07/07/2025

Taiwan Today

Taiwan aujourd'hui

Mangez végétarien, c’est chic !

01/11/2007
C’est frais, c’est sain, c’est végétarien.

>> Alors que les gens accordent une attention croissante à leur santé, on ne mange plus végétarien uniquement pour observer une pratique religieuse: c’est en train de devenir une mode

La cuisine végétarienne a longtemps eu la réputation, méritée ou non, d’être terne et sans goût. Mais à Taiwan, cela fait un moment que ce n’est plus le cas. Depuis les établissements huppés jusqu’aux stands de rue, on compte 4 000 restaurants spécialisés sur l’île qui nourrissent 1,7 million de végétariens, tandis qu’une très large gamme de plats ou produits à cuisiner est disponible dans les magasins d’alimentation et les supermarchés.

Si bien que pour ceux qui évitent la viande aussi, Taiwan est un paradis culinaire. Hsieh Kuo-cheng [謝國正], végétarien depuis 17 ans, a vécu à New York, à Los Angeles, à Singapour et à Hongkong. Et pour la cuisine végétarienne, il n’y a rien de mieux que son île, affirme-t-il : « Comparativement, Taiwan a la plus forte densité de végétariens. Le choix culinaire est donc plus étendu ici, les aliments plus frais et aussi beaucoup plus créatifs. »

Selon le rapport 2007 sur les modes d’alimentation à Taiwan publié par le ministère de l’Agriculture, les végétariens réguliers et occasionnels représenteraient 14% de la population taiwanaise, soit un nombre en augmentation de 2% par rapport à l’année dernière.

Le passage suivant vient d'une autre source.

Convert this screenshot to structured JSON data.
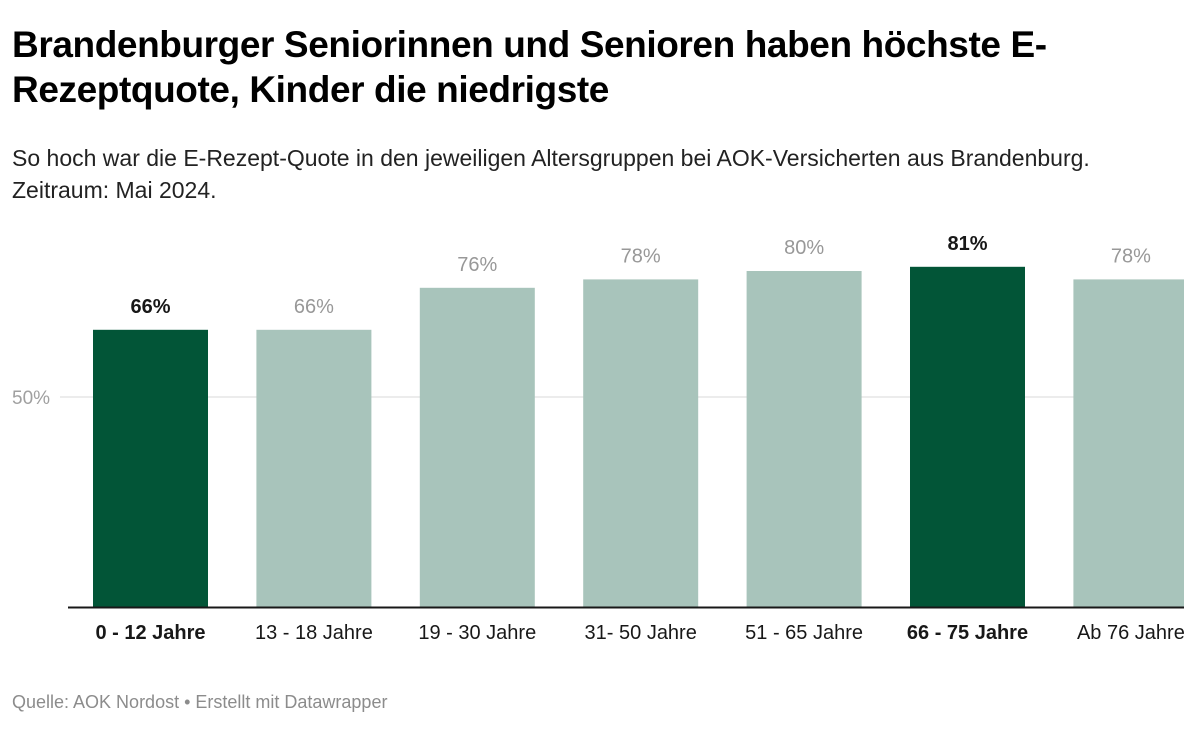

En englobant les fournisseurs en amont, les fabricants, les restaurants et les détaillants, le chiffre d’affaires du secteur serait aujourd’hui de 4 milliards de dollars taiwanais, avec une production à 60% destinée à l’exportation. Une large population végétarienne à Taiwan a ainsi permis la naissance d’une industrie alimentaire de taille, à tel point qu’une cantine proposant des plats sans viande peut être un critère de choix pour certains par ents lorsqu’ils choisissent une crèche ou une école maternelle.

L’art de l’imitation

Le végétarianisme n’est pas récent à Taiwan. Historiquement, il est lié au bouddhisme.

Les religions, telles que le bouddhisme ou le taoïsme, sont ici très vivantes et, à l’occasion des cérémonies religieuses taoïstes, notamment celles organisées pour prier les dieux les plus puissants, les offrandes doivent être composées de mets riches, avec trois ou cinq sortes de viande, comme par exemple un cochon ou un poulet entier.

Bien sûr, les végétariens sont également soumis à l’obligation de faire des offrandes, mais ils peuvent confectionner des plats imitant la viande. Les techniques culinaires requises pour ce type de préparation semblent ainsi être à l’origine de l’excellence locale en matière de cuisine végétarienne.

Les bouddhistes fervents ne consomment ni viande ni œufs, ni aucun aliment susceptible d’accroître le désir comme, par exemple, les poireaux, la ciboulette, les oignons, l’aïl ou les boissons alcoolisées. Les adeptes de l’Ikuan Tao suivent un régime alimentaire similaire, sans cependant que les œufs en soient exclus.

Les produits laitiers sont admis, parce qu’ils ne sont pas censés aller à l’encontre du principe de non-violence qui impose le re spect de toute forme de vie. C’est ce même principe qui incite beaucoup de bouddhistes à s’abstenir de consommer de la viande en permanence ou pour une période de temps déterminée, soit entre six et dix jours chaque mois, soit lors du premier et du quinzième jour du mois lunaire.

La cuisine végétarienne s’est considérablement sophistiquée depuis les cinquante dernières années. Elle s’inspire principalement de la culture gastronomique chinoise. Mais la confection d’un plat de résistance sans viande ou poisson, ni oignon, ni aïl requiert de la créativité.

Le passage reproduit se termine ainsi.